Serving the High Plains

Declaration will redefine China relationship

The last time we flew out of Shanghai, China, it was 2015 and we stumbled across a sign hanging from the airport ceiling that seemed like an historical relic even then. It gave instructions — in English — for all travelers on domestic Chinese flights to head one direction and for all international travelers (which included those headed for Hong Kong and Taiwan) to head in the other direction.

At the time, we smiled at the admission. The people of both places would appreciate that sign, but Beijing likes to think that both should be brought under its control.

Fast-forward a few years, and it is becoming increasingly clear that Hong Kong is slipping behind the curtain of dominance of mainland China. Last week, the U.S. State Department declared that Hong Kong is no longer an autonomous region in China. The declaration by Secretary of State Mike Pompeo has real implications for trade with the commercial center, and it will also have repercussions for our relationship with China.

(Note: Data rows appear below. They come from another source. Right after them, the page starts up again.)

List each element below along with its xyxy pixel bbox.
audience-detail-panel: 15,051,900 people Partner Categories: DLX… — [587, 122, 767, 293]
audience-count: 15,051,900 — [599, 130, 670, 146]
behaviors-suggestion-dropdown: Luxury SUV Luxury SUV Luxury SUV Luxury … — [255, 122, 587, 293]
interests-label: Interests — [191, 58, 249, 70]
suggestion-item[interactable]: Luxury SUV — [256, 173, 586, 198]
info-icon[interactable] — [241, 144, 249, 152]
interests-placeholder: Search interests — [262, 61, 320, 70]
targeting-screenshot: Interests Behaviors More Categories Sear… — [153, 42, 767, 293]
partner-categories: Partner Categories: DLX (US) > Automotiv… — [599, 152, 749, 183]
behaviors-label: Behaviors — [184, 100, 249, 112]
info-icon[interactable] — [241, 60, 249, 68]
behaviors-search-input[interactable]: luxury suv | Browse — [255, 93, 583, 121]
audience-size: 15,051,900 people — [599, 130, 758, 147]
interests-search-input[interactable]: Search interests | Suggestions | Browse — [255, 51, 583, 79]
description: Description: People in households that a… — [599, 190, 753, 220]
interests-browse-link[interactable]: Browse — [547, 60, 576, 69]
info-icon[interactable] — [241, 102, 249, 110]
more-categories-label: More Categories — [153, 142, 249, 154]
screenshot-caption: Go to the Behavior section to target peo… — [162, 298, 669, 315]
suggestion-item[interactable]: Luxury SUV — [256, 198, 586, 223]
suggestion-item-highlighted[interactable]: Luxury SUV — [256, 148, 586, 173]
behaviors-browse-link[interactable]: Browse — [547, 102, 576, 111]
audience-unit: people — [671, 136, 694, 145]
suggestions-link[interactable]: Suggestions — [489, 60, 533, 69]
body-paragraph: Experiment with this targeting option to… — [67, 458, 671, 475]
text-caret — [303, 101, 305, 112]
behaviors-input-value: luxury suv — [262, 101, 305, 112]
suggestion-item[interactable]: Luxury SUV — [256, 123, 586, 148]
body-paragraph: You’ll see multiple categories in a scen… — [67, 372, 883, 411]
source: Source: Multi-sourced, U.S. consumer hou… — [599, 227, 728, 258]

We should make no mistake. This declaration — coming as it does amid a pandemic and after years of increasing trade tensions — will redefine our relationship with China. This declaration will harden views and strip away the remaining patina that Hong Kong was a special region that should enjoy a different approach on trade than China as a whole.

It’s also a declaration that will sting a little more for the fact that is based on a factual recognition that China is working to subvert a culture of individual liberty and a desire for democracy in Hong Kong.

It’s the sort of leadership we’d asked Washington to provide in standing up for liberty in Hong Kong, so it’s one we hope Americans welcome. It’s a hard truth, but one we can no longer deny: Beijing’s promise of “one country, two systems” has been revealed as false.

We hasten to add that the declaration will likely be felt across the U.S. as Chinese investors rethink direct investment in the United States. Real estate seems benign, but it’s already one place where Chinese investors in U.S. assets have pulled back. Such shifts will continue as the underlying relationship between our two countries continues to change.

Our advice is for all of us to recognize the larger picture. We are engaged in a battle of ideas on the world’s stage. And in that struggle, we should wish for Hong Kong’s democracy advocates to prevail and press back against the ideology emanating out from Beijing. In that struggle, we need smart thinking and the smart use for soft power and diplomacy to aid our natural allies and push against our adversaries.

The United States’ declaration last week is one such step.